The United Nations Association Film Festival (UNAFF) is an international documentary film festival. It was founded by Jasmina Bojic, a Stanford educator and film critic, in 1998 to honor the 50th anniversary of the Universal Declaration of Human Rights. The festival showcases documentaries related to human rights and social issues/solutions and holds discussion forums with experts on the topics. 

The festival takes place annually in October in Palo Alto, East Palo Alto, San Francisco, and at Stanford University, spanning about 11 days.

History 

UNAFF was founded in 1998 by Jasmina Bojic, a lecturer at Stanford University in International Relations and winner of the UNESCO Fellini Medal in 2014 for her contribution in promotion of Universal Declaration of Human Rights through documentary films.  

While the festival supports the goal of United Nations, it is an independent project of UNA-USA and is an independent entity both financially and in governance. 

The festival has continuously been taking place since 1998 and has become one of the oldest solely documentary film festivals in the United States.

In 2020, the festival took place online for the first time due to COVID-19 circumstances.

The theme of the 2022 UNAFF is "Reflections," and its dates are October 20-30, 2022.

Festival and selection 
Every year, the festival has a theme which emphasizes a particular topic. These have included Education, Globalization, Health, Environment, Sustainability, Refugees, War, and Peace. The film submission process begins in January, and the selection process takes place during June each year. The selection process is quite competitive (for the year 2020, there were only 60 films selected out of the 600 submitted and reviewed by the jury). UNAFF has screened films which later won major awards (8 Academy Award winners and 30 Academy Award-nominated documentaries). There are round panel discussions with prominent experts, filmmakers, and community members to discuss challenging issues and solutions.

Awards 
UNAFF is a juried film festival whose entries are viewed and selected by a dedicated group of jurors coming from various walks of life, age groups, and backgrounds – from film experts and academics to community members, students, and interested professionals – who review and discuss the submitted films and decide which ones will be screened in October.

There are 6 primary awards:

 UNAFF Grand Jury Award for Best Documentary
 UNAFF Grand Jury Award for Best Short Documentary
 UNAFF Youth Vision Award
 UNAFF Award for Cinematography
 UNAFF Award for Editing
 UNAFF Visionary Award

Year-round programs 
There are multiple year-round programs organized to extend the impact of the festival's selected films.
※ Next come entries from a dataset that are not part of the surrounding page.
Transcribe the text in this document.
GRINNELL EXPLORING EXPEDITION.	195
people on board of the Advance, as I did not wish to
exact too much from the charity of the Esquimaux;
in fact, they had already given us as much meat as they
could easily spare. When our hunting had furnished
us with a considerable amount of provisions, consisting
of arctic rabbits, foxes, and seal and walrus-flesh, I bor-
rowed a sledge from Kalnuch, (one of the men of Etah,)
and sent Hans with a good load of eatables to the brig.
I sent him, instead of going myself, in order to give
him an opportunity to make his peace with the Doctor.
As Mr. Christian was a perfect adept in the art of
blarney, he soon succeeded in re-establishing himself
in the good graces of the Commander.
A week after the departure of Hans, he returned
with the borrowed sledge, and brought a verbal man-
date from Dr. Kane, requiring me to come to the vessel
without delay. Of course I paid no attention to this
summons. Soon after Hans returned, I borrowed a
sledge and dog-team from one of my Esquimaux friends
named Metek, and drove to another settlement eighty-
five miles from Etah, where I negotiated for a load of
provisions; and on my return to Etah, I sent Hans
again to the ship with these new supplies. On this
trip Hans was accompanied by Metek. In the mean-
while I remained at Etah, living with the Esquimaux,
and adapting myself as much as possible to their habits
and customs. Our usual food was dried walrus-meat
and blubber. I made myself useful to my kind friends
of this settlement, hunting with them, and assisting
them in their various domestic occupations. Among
UNAFF Traveling Film Festival 
Since 2000, the traveling festival takes place year-round in collaboration with UNA-USA chapters, universities, other film festivals, and community organizations across the US and abroad. The films are chosen from the films screened in the annual festival. So far it has taken place in
Bellevue, Berkeley, Boston, Burlington, Cambridge, Chapel Hill, Chicago, Davis, Denver,
Durham, Fryeburg, Honolulu, Houston, La Crosse, Las Vegas, Los Angeles, Miami, Monterey,
New Haven, New York, Philadelphia, Salt Lake City, San Diego, Santa Cruz, Saratoga,
Sebastopol, Sonoma, Washington D.C., Waukesha, and internationally in Abu Dhabi, Belgrade,
Kranjska Gora, Paris, Phnom Penh, and Venice.

UNAFF in Schools 
This series showcases documentary films related to teens (targeted to middle/high school students), followed by open discussion with film makers. It started in 2005.

UNAFF for Seniors 
This series shows documentary films relevant to seniors members of the society. It started in 2007.

UNAFF and Kids 
This series age appropriate documentary films (targeted for age 7-12) and teach children through hands on activity about the world around us.

UNAFF Café 
This series documentary films and conducts discussion at various venues/occasion in the community. It started in 2010

UNAFF with Veterans 
This series brings documentary films to veterans and their families. It started in 2014.

UNAFF Women's Salon 
This series started in 2015 to Encourage Women for active discussion in a supportive environment

UNAFF in Libraries 
This program brings together documentary films and the love of literature

UNAFF Archive 
This program offers research material for students of film, politics and international relations

Camera as Witness 
A collaboration of UNAFF and Stanford Arts, this series is conducted at Stanford University, where documentaries are presented to students/community members throughout the year.

Associations 
The Honorary Committee members include businessman Ted Turner and William Henry Draper III, Hollywood producer Gale Anne Hurd, Academy Award winner
Barbara Trent, Academy Award Nominee Erika Szanto, and various film and music stars known for involvement in human rights. These include Alec Baldwin, Peter Coyote, Lolita Davidovich, Danny Glover, 
Daryl Hannah, Susan Sarandon, John Savage, and Zucchero.